Last night I received a message from him. It was about half past eleven in the evening already. I know him so well that during this time he is already asleep and I was half surprised ( I was really expecting it to happen ) that I received a text message from him. He said that he missed me a lot and he can't sleep, I feel the same. But I have to learn on how to forget him or else it would be very hard in my part if I don't.

Monday, January 25, 2010

the storm

I've finally arrived. This would be a new place and hopefully better than the previous one, I hope. I was so tired for the trip and the moment I hit the bed I really wanted to sleep. However I can't. Instead I cried for several hours. I really missed him. And now, I can't even say that my decision to stay away from him is correct. I didn't thought that I was this attached to him already. However if I will not stay away from him, sooner or later we would have to take separate ways and how will I handle that situation when that day comes?

I dearly missed him right now. I should have left on a Friday and not on a Monday. We were together and shared happy moments last Saturday and Sunday and those are the memories that keep spinning in my head right now. Shall I go back and be with him again or continue? I don't think I can handle it the only thing I have right now is good memories with him which I don't want to end. This is the reason why I don't want to be attach with anyone, not even with my families however I was too dumb and such an idiot that I let my guards down when he came into my life.

I honestly don't know right now of what to do. Shall I go back or stay here and hopefully through time I'll be able to forget him and moved on and never commit another mistake. I honestly don't know.

Sunday, January 24, 2010

Where are they?

It seems that I am not the only one that was gone for a long time in the blogosphere. I have checked my blogroll and I was wondering what happened to them. To these few people that I have followed since I started blogging. Only a few remains, where are the rest? What happened to them?

I have been busy updating my blogroll. A couple of bloggers have to be added. And yeah, there are new emerging bloggers that are very good. Their works are wonderful. I love reading their story, very entertaining.

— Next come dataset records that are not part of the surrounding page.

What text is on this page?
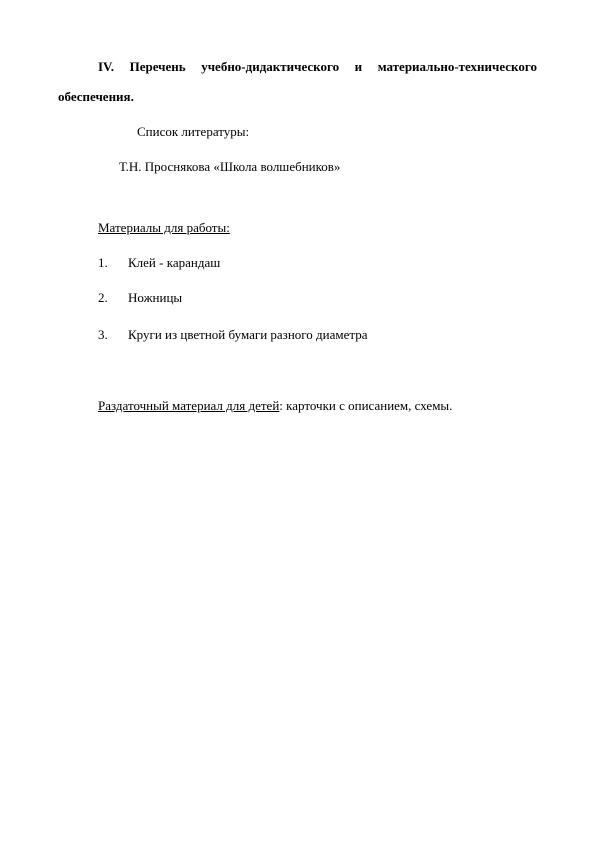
IV. Перечень учебно-дидактического и материально-технического
обеспечения.
Список литературы:
Т.Н. Проснякова «Школа волшебников»
Материалы для работы:
1. Клей - карандаш
2. Ножницы
3. Круги из цветной бумаги разного диаметра
Раздаточный материал для детей: карточки с описанием, схемы.
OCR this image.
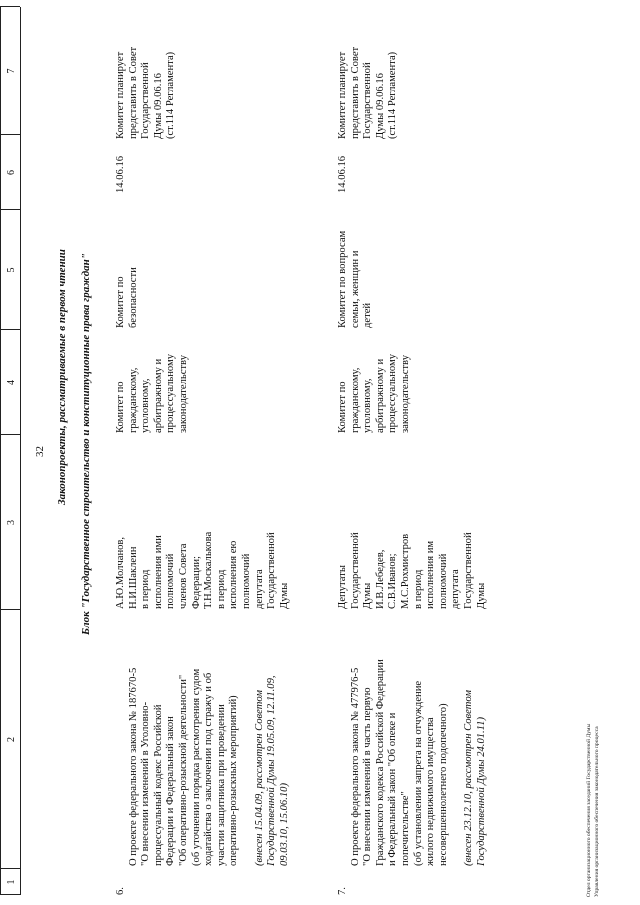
32
1
2
3
4
5
6
7
Законопроекты, рассматриваемые в первом чтении Блок "Государственное строительство и конституционные права граждан"
6.

О проекте федерального закона № 187670-5
"О внесении изменений в Уголовно-
процессуальный кодекс Российской
Федерации и Федеральный закон
"Об оперативно-розыскной деятельности"
(об уточнении порядка рассмотрения судом
ходатайства о заключении под стражу и об
участии защитника при проведении
оперативно-розыскных мероприятий)

(внесен 15.04.09, рассмотрен Советом
Государственной Думы 19.05.09, 12.11.09,
09.03.10, 15.06.10)

А.Ю.Молчанов,
Н.И.Шаклеин
в период
исполнения ими
полномочий
членов Совета
Федерации;
Т.Н.Москалькова
в период
исполнения ею
полномочий
депутата
Государственной
Думы
Комитет по
гражданскому,
уголовному,
арбитражному и
процессуальному
законодательству
Комитет по
безопасности
14.06.16
Комитет планирует
представить в Совет
Государственной
Думы 09.06.16
(ст.114 Регламента)
7.

О проекте федерального закона № 477976-5
"О внесении изменений в часть первую
Гражданского кодекса Российской Федерации
и Федеральный закон "Об опеке и
попечительстве"
(об установлении запрета на отчуждение
жилого недвижимого имущества
несовершеннолетнего подопечного)

(внесен 23.12.10, рассмотрен Советом
Государственной Думы 24.01.11)

Депутаты
Государственной
Думы
И.В.Лебедев,
С.В.Иванов;
М.С.Рохмистров
в период
исполнения им
полномочий
депутата
Государственной
Думы
Комитет по
гражданскому,
уголовному,
арбитражному и
процессуальному
законодательству
Комитет по вопросам
семьи, женщин и
детей
14.06.16
Комитет планирует
представить в Совет
Государственной
Думы 09.06.16
(ст.114 Регламента)
Отдел организационного обеспечения заседаний Государственной Думы Управления организационного обеспечения законодательного процесса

I have to prepare myself too. I sense that there will be a storm coming in my life and I don't know what would be left of me after it. I will be moving to a new place. An extremely overcrowded place. A place where despite of millions of people living in a single area, the loneliness and isolation is far severe compared to the ones living in prison cells. I guess living in an overcrowded place is an ideal world to be lonely, as they said. Hopefully, not that much.

Saturday, January 23, 2010

I'm writing again...

Yes, I know it has been a long time (eons ago) since my last post. And I'm gonna be blogging/writing again. It is because in the next days I will be in a state where I need an outlet of my emotion (again). I'm gonna be moving to a new place next week. Hopefully I will find a new life and the new me.

It's just that I know I'm gonna be very sad because I will be leaving someone that I love and
someone that I will surely miss which I don't know yet of how long will it take for me to forget him. And I'll be needing your support again for there is no one where I can share this. As of this moment I am thinking of his characters or something physical about him that would help me to forget him. His been very nice to me which makes matters worst. I really don't like it when the thing that I remember about a person if about his best traits, its like a nightmare to me that would haunt me in my sleep for I will always remember that person.

I haven't been writing in the past months but I have continued reading books and will continue to do so and so with my writing.